NAB SHOW 2018 - PAVILHÃO SUL

      A SET foi criada em 1988 por engenheiros e técnicos das principais emissoras de televisão do país, alguns fabricantes e outros apoiadores. Sua visibilidade começou a aumentar a partir do segundo seminário técnico, realizado no Rio de Janeiro, em junho de 1989, e a responsabilidade foi se tornando maior com a publicação de uma revista, de um jornal, com uma exposição de equipamentos aqui no Brasil que começou no Anhembi, teve passagens pelo Rio Centro, se fixou no Centro de Exposições Imigrantes e agora tem ocorrido com o nome de SET Expo, no Center Norte, em Sâo Paulo. Como ocorre na NAB, onde em paralelo à exposição há uma série de palestras que são bastante concorridas, também durante a SET Expo e suas versões anteriores, há os congressos técnicos. Além disso, a SET promove anualmente congressos técnicos nas 5 regiões do país, levando ao seu público, principalmente aos que não têm acesso à SET Expo ou à NAB Show, aquilo que de mais moderno há no mundo de televisão e mídia digital.

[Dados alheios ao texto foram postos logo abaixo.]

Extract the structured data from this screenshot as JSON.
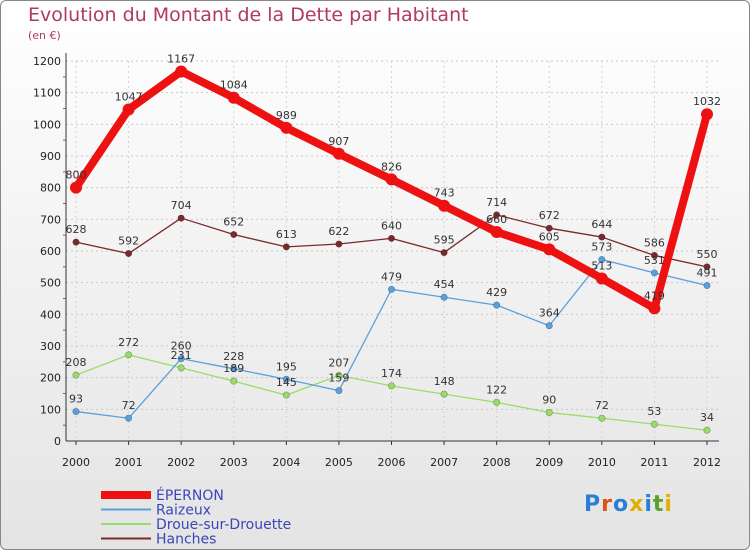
{
  "header": {
    "title": "Evolution du Montant de la Dette par Habitant",
    "subtitle": "(en €)"
  },
  "logo": {
    "text": "Proxiti",
    "colors": [
      "#2a7fd4",
      "#e0501a",
      "#2a7fd4",
      "#e0b000",
      "#2a7fd4",
      "#5aa02c",
      "#e0b000"
    ]
  },
  "chart_data": {
    "type": "line",
    "title": "Evolution du Montant de la Dette par Habitant",
    "subtitle": "(en €)",
    "xlabel": "",
    "ylabel": "",
    "x": [
      "2000",
      "2001",
      "2002",
      "2003",
      "2004",
      "2005",
      "2006",
      "2007",
      "2008",
      "2009",
      "2010",
      "2011",
      "2012"
    ],
    "ylim": [
      0,
      1200
    ],
    "yticks": [
      0,
      100,
      200,
      300,
      400,
      500,
      600,
      700,
      800,
      900,
      1000,
      1100,
      1200
    ],
    "grid": true,
    "legend_position": "bottom-left",
    "series": [
      {
        "name": "ÉPERNON",
        "color": "#ee1111",
        "values": [
          800,
          1047,
          1167,
          1084,
          989,
          907,
          826,
          743,
          660,
          605,
          513,
          419,
          1032
        ],
        "labels": [
          "800",
          "1047",
          "1167",
          "1084",
          "989",
          "907",
          "826",
          "743",
          "660",
          "605",
          "513",
          "419",
          "1032"
        ]
      },
      {
        "name": "Raizeux",
        "color": "#5aa0dc",
        "values": [
          93,
          72,
          260,
          228,
          195,
          159,
          479,
          454,
          429,
          364,
          573,
          531,
          491
        ],
        "labels": [
          "93",
          "72",
          "260",
          "228",
          "195",
          "159",
          "479",
          "454",
          "429",
          "364",
          "573",
          "531",
          "491"
        ]
      },
      {
        "name": "Droue-sur-Drouette",
        "color": "#99dd66",
        "values": [
          208,
          272,
          231,
          189,
          145,
          207,
          174,
          148,
          122,
          90,
          72,
          53,
          34
        ],
        "labels": [
          "208",
          "272",
          "231",
          "189",
          "145",
          "207",
          "174",
          "148",
          "122",
          "90",
          "72",
          "53",
          "34"
        ]
      },
      {
        "name": "Hanches",
        "color": "#7a2a2a",
        "values": [
          628,
          592,
          704,
          652,
          613,
          622,
          640,
          595,
          714,
          672,
          644,
          586,
          550
        ],
        "labels": [
          "628",
          "592",
          "704",
          "652",
          "613",
          "622",
          "640",
          "595",
          "714",
          "672",
          "644",
          "586",
          "550"
        ]
      }
    ]
  }
}
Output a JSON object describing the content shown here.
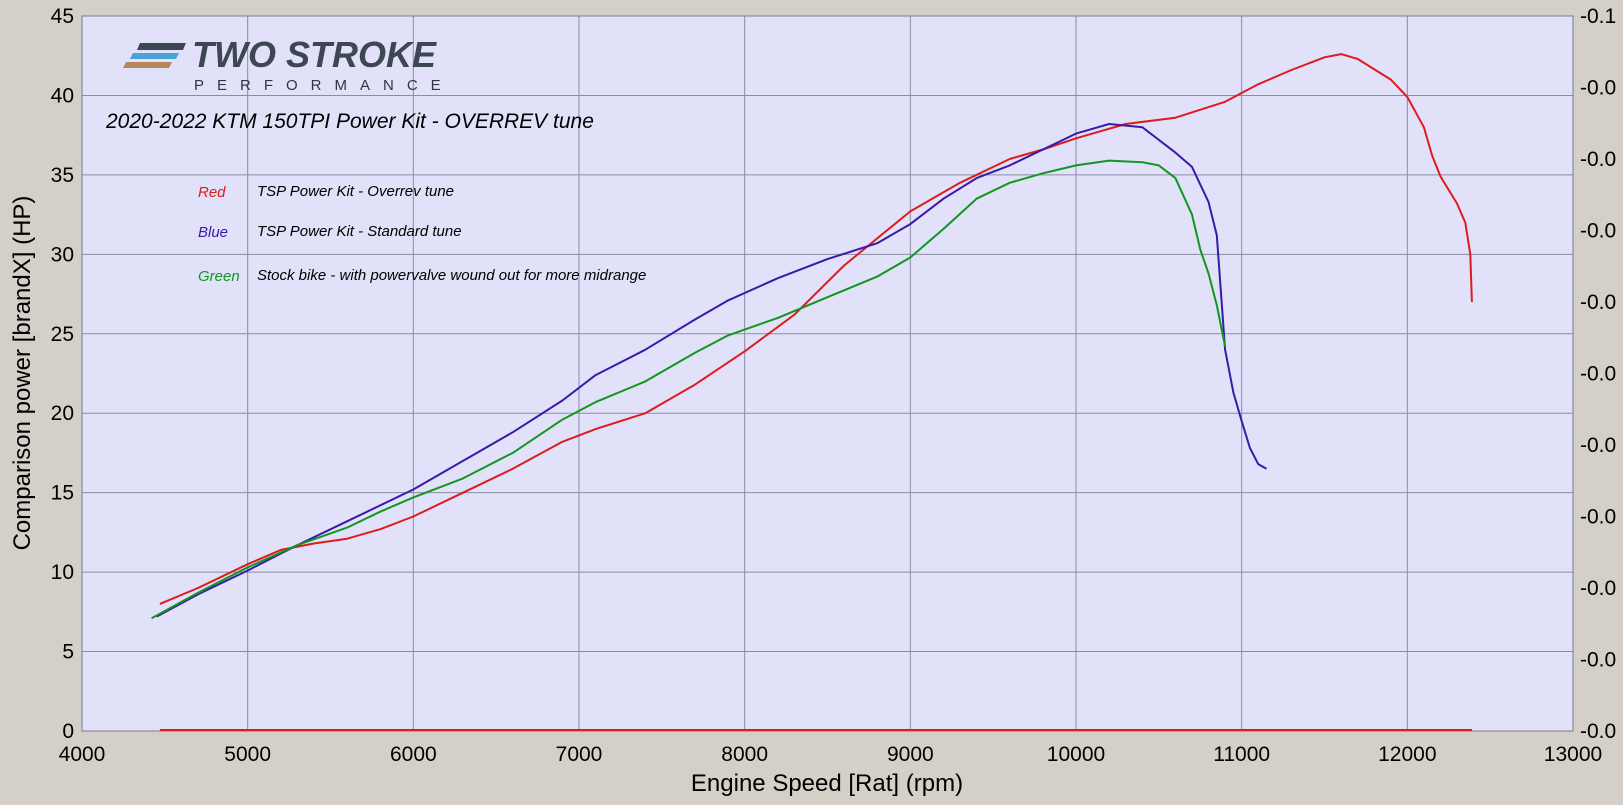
{
  "logo": {
    "main": "TWO STROKE",
    "sub": "PERFORMANCE"
  },
  "chart_data": {
    "type": "line",
    "title": "2020-2022 KTM 150TPI Power Kit - OVERREV tune",
    "xlabel": "Engine Speed [Rat] (rpm)",
    "ylabel": "Comparison power [brandX] (HP)",
    "xlim": [
      4000,
      13000
    ],
    "ylim": [
      0,
      45
    ],
    "x_ticks": [
      "4000",
      "5000",
      "6000",
      "7000",
      "8000",
      "9000",
      "10000",
      "11000",
      "12000",
      "13000"
    ],
    "y_ticks": [
      "0",
      "5",
      "10",
      "15",
      "20",
      "25",
      "30",
      "35",
      "40",
      "45"
    ],
    "y2_ticks": [
      "-0.0",
      "-0.0",
      "-0.0",
      "-0.0",
      "-0.0",
      "-0.0",
      "-0.0",
      "-0.0",
      "-0.0",
      "-0.0",
      "-0.1"
    ],
    "grid": true,
    "background": "#e1e1fa",
    "legend": [
      {
        "key": "Red",
        "text": "TSP Power Kit - Overrev tune",
        "color": "#dd1c1c"
      },
      {
        "key": "Blue",
        "text": "TSP Power Kit - Standard tune",
        "color": "#3a1aa8"
      },
      {
        "key": "Green",
        "text": "Stock bike - with powervalve wound out for more midrange",
        "color": "#12971e"
      }
    ],
    "series": [
      {
        "name": "Red",
        "color": "#dd1c1c",
        "x": [
          4470,
          4700,
          5000,
          5200,
          5400,
          5600,
          5800,
          6000,
          6300,
          6600,
          6900,
          7100,
          7400,
          7700,
          8000,
          8300,
          8600,
          8800,
          9000,
          9300,
          9600,
          9800,
          10000,
          10300,
          10600,
          10900,
          11100,
          11300,
          11500,
          11600,
          11700,
          11900,
          12000,
          12100,
          12150,
          12200,
          12300,
          12350,
          12380,
          12390
        ],
        "values": [
          8.0,
          9.0,
          10.5,
          11.4,
          11.8,
          12.1,
          12.7,
          13.5,
          15.0,
          16.5,
          18.2,
          19.0,
          20.0,
          21.8,
          23.9,
          26.2,
          29.3,
          31.0,
          32.7,
          34.5,
          36.0,
          36.6,
          37.3,
          38.2,
          38.6,
          39.6,
          40.7,
          41.6,
          42.4,
          42.6,
          42.3,
          41.0,
          39.9,
          38.0,
          36.2,
          34.9,
          33.2,
          32.0,
          30.0,
          27.0
        ]
      },
      {
        "name": "Blue",
        "color": "#3a1aa8",
        "x": [
          4450,
          4700,
          5000,
          5300,
          5600,
          5800,
          6000,
          6300,
          6600,
          6900,
          7100,
          7400,
          7700,
          7900,
          8200,
          8500,
          8800,
          9000,
          9200,
          9400,
          9600,
          9800,
          10000,
          10200,
          10400,
          10600,
          10700,
          10800,
          10850,
          10900,
          10950,
          11000,
          11050,
          11100,
          11150
        ],
        "values": [
          7.2,
          8.6,
          10.1,
          11.7,
          13.2,
          14.2,
          15.2,
          17.0,
          18.8,
          20.8,
          22.4,
          24.0,
          25.9,
          27.1,
          28.5,
          29.7,
          30.7,
          31.9,
          33.5,
          34.8,
          35.6,
          36.6,
          37.6,
          38.2,
          38.0,
          36.4,
          35.5,
          33.3,
          31.2,
          24.0,
          21.3,
          19.5,
          17.8,
          16.8,
          16.5
        ]
      },
      {
        "name": "Green",
        "color": "#12971e",
        "x": [
          4420,
          4700,
          5000,
          5300,
          5600,
          5800,
          6000,
          6300,
          6600,
          6900,
          7100,
          7400,
          7700,
          7900,
          8200,
          8500,
          8800,
          9000,
          9200,
          9400,
          9600,
          9800,
          10000,
          10200,
          10400,
          10500,
          10600,
          10700,
          10750,
          10800,
          10850,
          10900
        ],
        "values": [
          7.1,
          8.7,
          10.3,
          11.7,
          12.8,
          13.8,
          14.7,
          15.9,
          17.5,
          19.6,
          20.7,
          22.0,
          23.8,
          24.9,
          26.0,
          27.3,
          28.6,
          29.8,
          31.6,
          33.5,
          34.5,
          35.1,
          35.6,
          35.9,
          35.8,
          35.6,
          34.8,
          32.5,
          30.3,
          28.8,
          26.8,
          24.2
        ]
      }
    ]
  }
}
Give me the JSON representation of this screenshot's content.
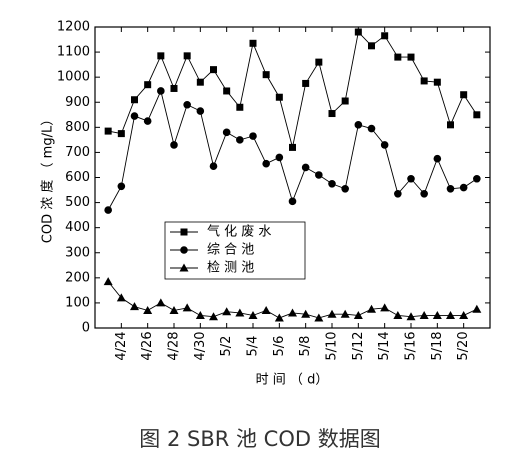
{
  "chart_data": {
    "type": "line",
    "caption": "图 2 SBR 池 COD 数据图",
    "x_label": "时 间 （ d）",
    "y_label": "COD 浓 度 （ mg/L）",
    "x": [
      23,
      24,
      25,
      26,
      27,
      28,
      29,
      30,
      31,
      32,
      33,
      34,
      35,
      36,
      37,
      38,
      39,
      40,
      41,
      42,
      43,
      44,
      45,
      46,
      47,
      48,
      49,
      50,
      51
    ],
    "xlim": [
      22,
      52
    ],
    "xticks": [
      {
        "value": 24,
        "label": "4/24"
      },
      {
        "value": 26,
        "label": "4/26"
      },
      {
        "value": 28,
        "label": "4/28"
      },
      {
        "value": 30,
        "label": "4/30"
      },
      {
        "value": 32,
        "label": "5/2"
      },
      {
        "value": 34,
        "label": "5/4"
      },
      {
        "value": 36,
        "label": "5/6"
      },
      {
        "value": 38,
        "label": "5/8"
      },
      {
        "value": 40,
        "label": "5/10"
      },
      {
        "value": 42,
        "label": "5/12"
      },
      {
        "value": 44,
        "label": "5/14"
      },
      {
        "value": 46,
        "label": "5/16"
      },
      {
        "value": 48,
        "label": "5/18"
      },
      {
        "value": 50,
        "label": "5/20"
      }
    ],
    "ylim": [
      0,
      1200
    ],
    "yticks": [
      0,
      100,
      200,
      300,
      400,
      500,
      600,
      700,
      800,
      900,
      1000,
      1100,
      1200
    ],
    "legend": "lower left",
    "series": [
      {
        "name": "气 化 废 水",
        "color": "#000000",
        "marker": "square",
        "values": [
          785,
          775,
          910,
          970,
          1085,
          955,
          1085,
          980,
          1030,
          945,
          880,
          1135,
          1010,
          920,
          720,
          975,
          1060,
          855,
          905,
          1180,
          1125,
          1165,
          1080,
          1080,
          985,
          980,
          810,
          930,
          850
        ]
      },
      {
        "name": "综 合 池",
        "color": "#000000",
        "marker": "circle",
        "values": [
          470,
          565,
          845,
          825,
          945,
          730,
          890,
          865,
          645,
          780,
          750,
          765,
          655,
          680,
          505,
          640,
          610,
          575,
          555,
          810,
          795,
          730,
          535,
          595,
          535,
          675,
          555,
          560,
          595
        ]
      },
      {
        "name": "检 测 池",
        "color": "#000000",
        "marker": "triangle",
        "values": [
          185,
          120,
          85,
          70,
          100,
          70,
          80,
          50,
          45,
          65,
          60,
          50,
          70,
          40,
          60,
          55,
          40,
          55,
          55,
          50,
          75,
          80,
          50,
          45,
          50,
          50,
          50,
          50,
          75
        ]
      }
    ]
  }
}
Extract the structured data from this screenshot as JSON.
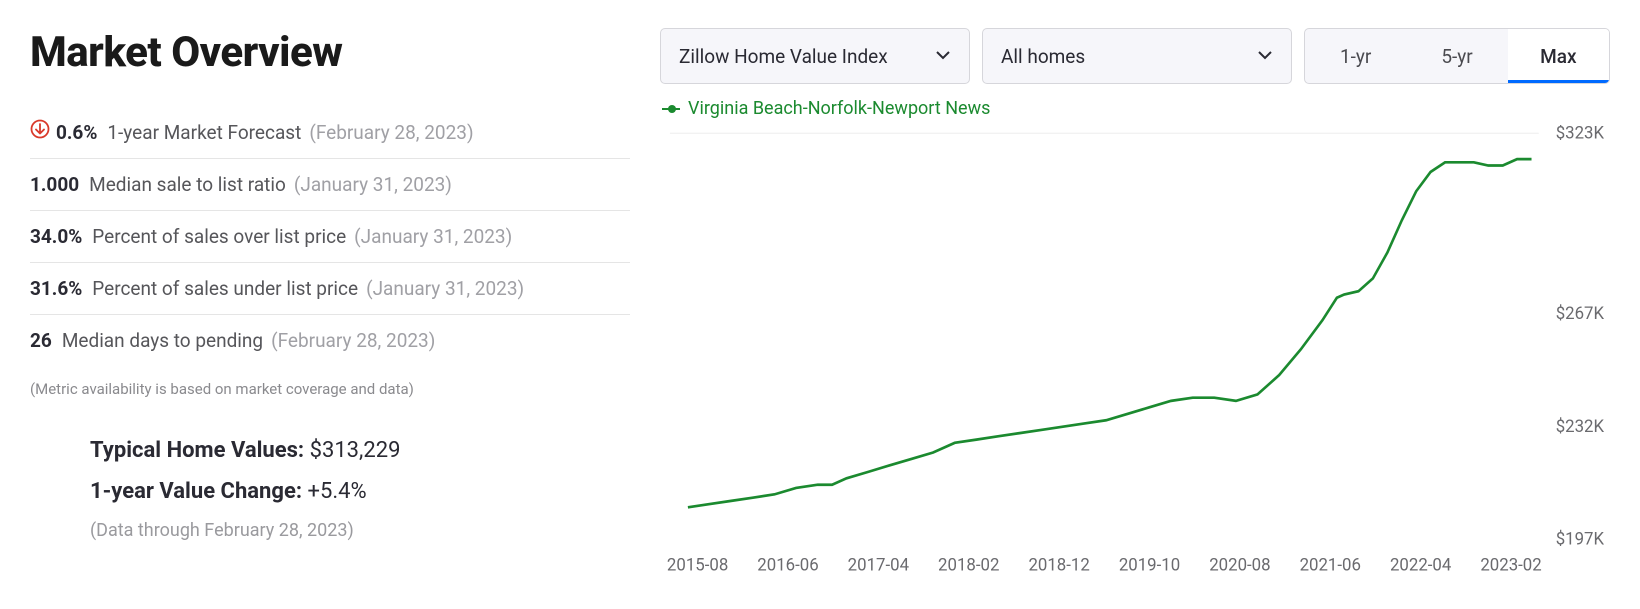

PARTICIPEI DO SEGUNDO SEMINÁRIO TÉCNICO - FOTO EXTRAÍDA DA REVISTA DA SET

      A SET foi de fundamental importância, eu diria até que foi determinante na definição do padrão digital de televisão adotado no Brasil, e cujo processo de implantação tem sido modelo para os países pobres. A SET, com competência e diplomacia, estudou, pesquisou, comparou, discutiu e colocou na mesma mesa todos os representantes significativos de tecnologia, universidades, fabricantes e governos, sim no plural, pois entraram na disputa os americanos, europeus, japoneses e o brasileiro, a quem cabia a oficialização. Havia pressão de todos os lados, pois se tratava de milhões de dólares em negócios, mas a meu ver, o modelo escolhido, o japonês, era mesmo o melhor tecnicamente falando. A transmissão digital em alta definição e o desligamento do sinal analógico já é realidade nas áreas de maior interesse comercial do Brasil, e a previsão para a conclusão do processo nos remete a 2023 e olhe lá! Mas a SET já trabalha com vistas à TV de super alta definição, aliás, como já acontece no mundo industrializado.

      Me associei à SET ainda em 1989 mas nunca fui atuante por, primordialmente, ter morado no interior, trabalhado em emissoras pequenas e não ter atuação acadêmica. Mas ainda hoje, vários membros das diretorias originais e, lógico, outros abnegados se revezam no trabalho de manter a SET ativa e sendo representativa nos organismos mundias que atuam junto às áreas técnicas da radiodifusão, sendo reconhecida internacionalmente pela sua capacidade e competência.

      Não importa que você gaste mil, cem mil ou um milhão em uma festa, sempre haverá quem reclame. Da mesma maneira,  vejo colegas reclamando de algumas das ações da SET, falta isso, falta aquilo, poderia ser assim, poderia ser assado... mas trabalhar mesmo são poucos que se oferecem. E a SET necessita disso, de novos colaboradores, de jovens, principalmente, que se alinhem àqueles que sempre lutaram para mantê-la e aumentem a atuação e projeção, pois isso é importante para a categoria, para o negócio e para o país.

      Para mim, desde a sua criação, todas as diretorias foram constituídas por heróis que não recebem nada e fazem muito. À todos só posso deixar os meus parabéns e, principalmente, o meu muito obrigado.